特に注目されるのが「擬洋風建築」です。擬洋風建築とは、幕末から明治初期にかけて、西洋の本格的な建築技術を持たない日本の大工棟梁が、見よう見まねで西洋建築を模倣して造った建物群のことです。これらの建物では、窓・バルコニー・ペディメントなどの意匠要素で「洋風らしさ」を表現しようとした跡が見られます。学校・役所・病院などに多く採用されました。
明治以降に本格的な西洋建築教育が定着すると、以下のような建物にペディメントが正式に採用されるようになりました。

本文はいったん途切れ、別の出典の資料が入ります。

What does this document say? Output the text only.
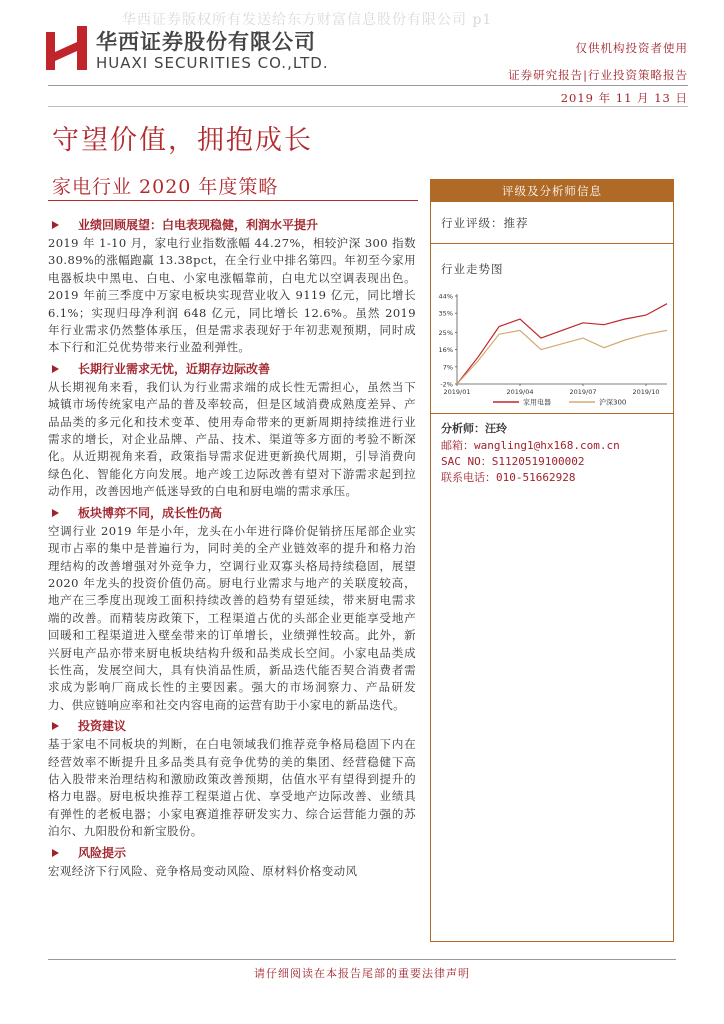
华西证券版权所有发送给东方财富信息股份有限公司 p1
华西证券股份有限公司
HUAXI SECURITIES CO.,LTD.
仅供机构投资者使用
证券研究报告|行业投资策略报告
2019 年 11 月 13 日
守望价值，拥抱成长
家电行业 2020 年度策略
业绩回顾展望：白电表现稳健，利润水平提升
2019 年 1-10 月，家电行业指数涨幅 44.27%，相较沪深 300 指数 30.89%的涨幅跑赢 13.38pct，在全行业中排名第四。年初至今家用电器板块中黑电、白电、小家电涨幅靠前，白电尤以空调表现出色。2019 年前三季度中万家电板块实现营业收入 9119 亿元，同比增长 6.1%；实现归母净利润 648 亿元，同比增长 12.6%。虽然 2019 年行业需求仍然整体承压，但是需求表现好于年初悲观预期，同时成本下行和汇兑优势带来行业盈利弹性。
长期行业需求无忧，近期存边际改善
从长期视角来看，我们认为行业需求端的成长性无需担心，虽然当下城镇市场传统家电产品的普及率较高，但是区域消费成熟度差异、产品品类的多元化和技术变革、使用寿命带来的更新周期持续推进行业需求的增长，对企业品牌、产品、技术、渠道等多方面的考验不断深化。从近期视角来看，政策指导需求促进更新换代周期，引导消费向绿色化、智能化方向发展。地产竣工边际改善有望对下游需求起到拉动作用，改善因地产低迷导致的白电和厨电端的需求承压。
板块博弈不同，成长性仍高
空调行业 2019 年是小年，龙头在小年进行降价促销挤压尾部企业实现市占率的集中是普遍行为，同时美的全产业链效率的提升和格力治理结构的改善增强对外竞争力，空调行业双寡头格局持续稳固，展望 2020 年龙头的投资价值仍高。厨电行业需求与地产的关联度较高，地产在三季度出现竣工面积持续改善的趋势有望延续，带来厨电需求端的改善。而精装房政策下，工程渠道占优的头部企业更能享受地产回暖和工程渠道进入壁垒带来的订单增长，业绩弹性较高。此外，新兴厨电产品亦带来厨电板块结构升级和品类成长空间。小家电品类成长性高，发展空间大，具有快消品性质，新品迭代能否契合消费者需求成为影响厂商成长性的主要因素。强大的市场洞察力、产品研发力、供应链响应率和社交内容电商的运营有助于小家电的新品迭代。
投资建议
基于家电不同板块的判断，在白电领域我们推荐竞争格局稳固下内在经营效率不断提升且多品类具有竞争优势的美的集团、经营稳健下高估入股带来治理结构和激励政策改善预期，估值水平有望得到提升的格力电器。厨电板块推荐工程渠道占优、享受地产边际改善、业绩具有弹性的老板电器；小家电赛道推荐研发实力、综合运营能力强的苏泊尔、九阳股份和新宝股份。
风险提示
宏观经济下行风险、竞争格局变动风险、原材料价格变动风
评级及分析师信息
行业评级：推荐
行业走势图
-2%
7%
16%
25%
35%
44%
2019/01	2019/04	2019/07	2019/10
家用电器	沪深300
分析师：汪玲
邮箱：wangling1@hx168.com.cn
SAC NO：S1120519100002
联系电话：010-51662928
请仔细阅读在本报告尾部的重要法律声明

現代の建築においても、ペディメントは完全に過去の遺物ではありません。輸入住宅・クラシカルテイストの注文住宅では今なお採用されており、特にアメリカン・クラシカル系やジョージアン様式を参考にした住宅デザインでは、玄関ポーチや窓上部のペディメントが標準的なデザイン要素として組み込まれることがあります。
ただし、現代の施工においてペディメントは意匠的な「装飾要素」として扱われるため、その設置には別途構造計算や取付強度の検討が必要です。特に重量のある石材や大型の彫刻装飾を組み込む場合は、下地補強・固定金物の選定・長期荷重の計算を怠ると、将来的な剥落・傾斜リスクを招きかねません。つまり構造検討は必須です。

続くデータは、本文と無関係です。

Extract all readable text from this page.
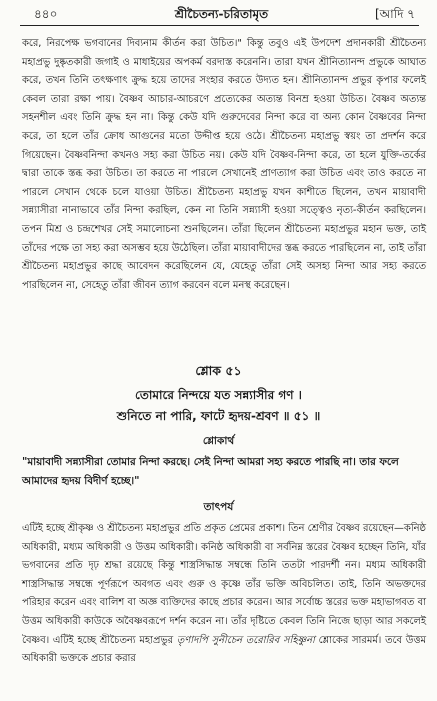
৪৪০	শ্রীচৈতন্য-চরিতামৃত	[আদি ৭

করে, নিরপেক্ষ ভগবানের দিব্যনাম কীর্তন করা উচিত।" কিন্তু তবুও এই উপদেশ প্রদানকারী শ্রীচৈতন্য মহাপ্রভু দুষ্কৃতকারী জগাই ও মাধাইয়ের অপকর্ম বরদাস্ত করেননি। তারা যখন শ্রীনিত্যানন্দ প্রভুকে আঘাত করে, তখন তিনি তৎক্ষণাৎ ক্রুদ্ধ হয়ে তাদের সংহার করতে উদ্যত হন। শ্রীনিত্যানন্দ প্রভুর কৃপার ফলেই কেবল তারা রক্ষা পায়। বৈষ্ণব আচার-আচরণে প্রত্যেকের অত্যন্ত বিনম্র হওয়া উচিত। বৈষ্ণব অত্যন্ত সহনশীল এবং তিনি ক্রুদ্ধ হন না। কিন্তু কেউ যদি গুরুদেবের নিন্দা করে বা অন্য কোন বৈষ্ণবের নিন্দা করে, তা হলে তাঁর ক্রোধ আগুনের মতো উদ্দীপ্ত হয়ে ওঠে। শ্রীচৈতন্য মহাপ্রভু স্বয়ং তা প্রদর্শন করে গিয়েছেন। বৈষ্ণবনিন্দা কখনও সহ্য করা উচিত নয়। কেউ যদি বৈষ্ণব-নিন্দা করে, তা হলে যুক্তি-তর্কের দ্বারা তাকে স্তব্ধ করা উচিত। তা করতে না পারলে সেখানেই প্রাণত্যাগ করা উচিত এবং তাও করতে না পারলে সেখান থেকে চলে যাওয়া উচিত। শ্রীচৈতন্য মহাপ্রভু যখন কাশীতে ছিলেন, তখন মায়াবাদী সন্ন্যাসীরা নানাভাবে তাঁর নিন্দা করছিল, কেন না তিনি সন্ন্যাসী হওয়া সত্ত্বেও নৃত্য-কীর্তন করছিলেন। তপন মিশ্র ও চন্দ্রশেখর সেই সমালোচনা শুনছিলেন। তাঁরা ছিলেন শ্রীচৈতন্য মহাপ্রভুর মহান ভক্ত, তাই তাঁদের পক্ষে তা সহ্য করা অসম্ভব হয়ে উঠেছিল। তাঁরা মায়াবাদীদের স্তব্ধ করতে পারছিলেন না, তাই তাঁরা শ্রীচৈতন্য মহাপ্রভুর কাছে আবেদন করেছিলেন যে, যেহেতু তাঁরা সেই অসহ্য নিন্দা আর সহ্য করতে পারছিলেন না, সেহেতু তাঁরা জীবন ত্যাগ করবেন বলে মনস্থ করেছেন।

শ্লোক ৫১
তোমারে নিন্দয়ে যত সন্ন্যাসীর গণ ।
শুনিতে না পারি, ফাটে হৃদয়-শ্রবণ ॥ ৫১ ॥
শ্লোকার্থ
"মায়াবাদী সন্ন্যাসীরা তোমার নিন্দা করছে। সেই নিন্দা আমরা সহ্য করতে পারছি না। তার ফলে আমাদের হৃদয় বিদীর্ণ হচ্ছে।"
তাৎপর্য

এটিই হচ্ছে শ্রীকৃষ্ণ ও শ্রীচৈতন্য মহাপ্রভুর প্রতি প্রকৃত প্রেমের প্রকাশ। তিন শ্রেণীর বৈষ্ণব রয়েছেন—কনিষ্ঠ অধিকারী, মধ্যম অধিকারী ও উত্তম অধিকারী। কনিষ্ঠ অধিকারী বা সর্বনিম্ন স্তরের বৈষ্ণব হচ্ছেন তিনি, যাঁর ভগবানের প্রতি দৃঢ় শ্রদ্ধা রয়েছে কিন্তু শাস্ত্রসিদ্ধান্ত সম্বন্ধে তিনি ততটা পারদর্শী নন। মধ্যম অধিকারী শাস্ত্রসিদ্ধান্ত সম্বন্ধে পূর্ণরূপে অবগত এবং গুরু ও কৃষ্ণে তাঁর ভক্তি অবিচলিত। তাই, তিনি অভক্তদের পরিহার করেন এবং বালিশ বা অজ্ঞ ব্যক্তিদের কাছে প্রচার করেন। আর সর্বোচ্চ স্তরের ভক্ত মহাভাগবত বা উত্তম অধিকারী কাউকে অবৈষ্ণবরূপে দর্শন করেন না। তাঁর দৃষ্টিতে কেবল তিনি নিজে ছাড়া আর সকলেই বৈষ্ণব। এটিই হচ্ছে শ্রীচৈতন্য মহাপ্রভুর তৃণাদপি সুনীচেন তরোরিব সহিষ্ণুনা শ্লোকের সারমর্ম। তবে উত্তম অধিকারী ভক্তকে প্রচার করার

擬洋風建築の特徴と代表例・ペディメントの活用事例(biz-force.com)
建築業従事者として見落としがちな点が、ペディメントが「単体で成立する装飾ではない」という事実です。ペディメントはエンタブラチュアという水平構造体の上に乗る形で機能し、その最上部にあるコーニスがペディメントを視覚的に支える役割を果たします。この三者の関係を理解せずにペディメントだけを設計に取り込もうとすると、意匠的に「浮いた」印象になるという典型的な失敗につながります。
エンタブラチュアとは、柱頭の上に乗る水平構造体全体の呼び名です。下から順に「アーキトレーヴ(architrave)→フリーズ(frieze)→コーニス(cornice)」の3層で構成されています。ペディメントはこのコーニスの上に三角形として乗る形になります。

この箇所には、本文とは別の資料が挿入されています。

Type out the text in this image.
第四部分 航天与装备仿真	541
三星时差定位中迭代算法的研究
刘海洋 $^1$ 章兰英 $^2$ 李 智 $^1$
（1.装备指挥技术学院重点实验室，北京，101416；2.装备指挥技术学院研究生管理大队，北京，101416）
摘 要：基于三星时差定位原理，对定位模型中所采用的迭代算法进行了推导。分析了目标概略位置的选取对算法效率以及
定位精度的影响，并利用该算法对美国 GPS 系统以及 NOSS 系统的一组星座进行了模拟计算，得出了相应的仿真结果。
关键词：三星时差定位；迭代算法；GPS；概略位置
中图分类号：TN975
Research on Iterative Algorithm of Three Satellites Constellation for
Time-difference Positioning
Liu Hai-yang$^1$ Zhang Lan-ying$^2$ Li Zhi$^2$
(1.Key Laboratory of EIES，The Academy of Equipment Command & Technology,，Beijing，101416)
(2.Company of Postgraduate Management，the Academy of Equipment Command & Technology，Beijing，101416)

西洋古典建築の理論では、柱の直径を基準単位として建物全体のプロポーションが決定されます。柱の直径→柱の高さ→エンタブラチュアの高さ→ペディメントの高さ、という連鎖で全体のスケールが決まる仕組みです。この比率を「オーダー様式のプロポーション」と呼び、ドーリア式・イオニア式・コリント式によって比率が異なります。
コリント式では柱の直径と高さの比率が1:10と最も細身で、それに対応するペディメントも比較的扁平な三角形になります。一方ドーリア式は1:7〜8とどっしりした柱に対して勾配の強いペディメントが乗ります。つまり柱様式とペディメントはセットで選ぶのが原則です。
現場での具体的な応用として、輸入住宅や洋館リノベーションの現場でペディメントを新設・補修する際には、既存のコーニスラインとのプロポーション確認が最初のステップになります。コーニスの水平ラインに対してペディメントの傾斜角が適切かどうかは、CAD上だけでなく現地で仮組み確認を行うことが完成度に直結します。
また、現代住宅への応用として「コーニス照明」とセットでペディメント風の造形を取り入れる手法も増えています。天井と壁の取り合い部に水平の突出部(コーニス)を設けてLED間接照明を仕込み、その上に小型のペディメント形状を加えることで、古典的な重厚感と現代的な光のデザインを組み合わせた空間が実現します。設計の引き出しの一つとして押さえておくと、提案の幅が広がります。
オーダー様式を無視したペディメント設置は意匠の失敗になりかねない、という点は建築業従事者として実務上も重要な知識です。設計段階でクライアントから「ペディメントをつけたい」という要望があった場合、柱様式・コーニスラインとの整合性を先に確認することが、後からのやり直しを防ぐ最短ルートです。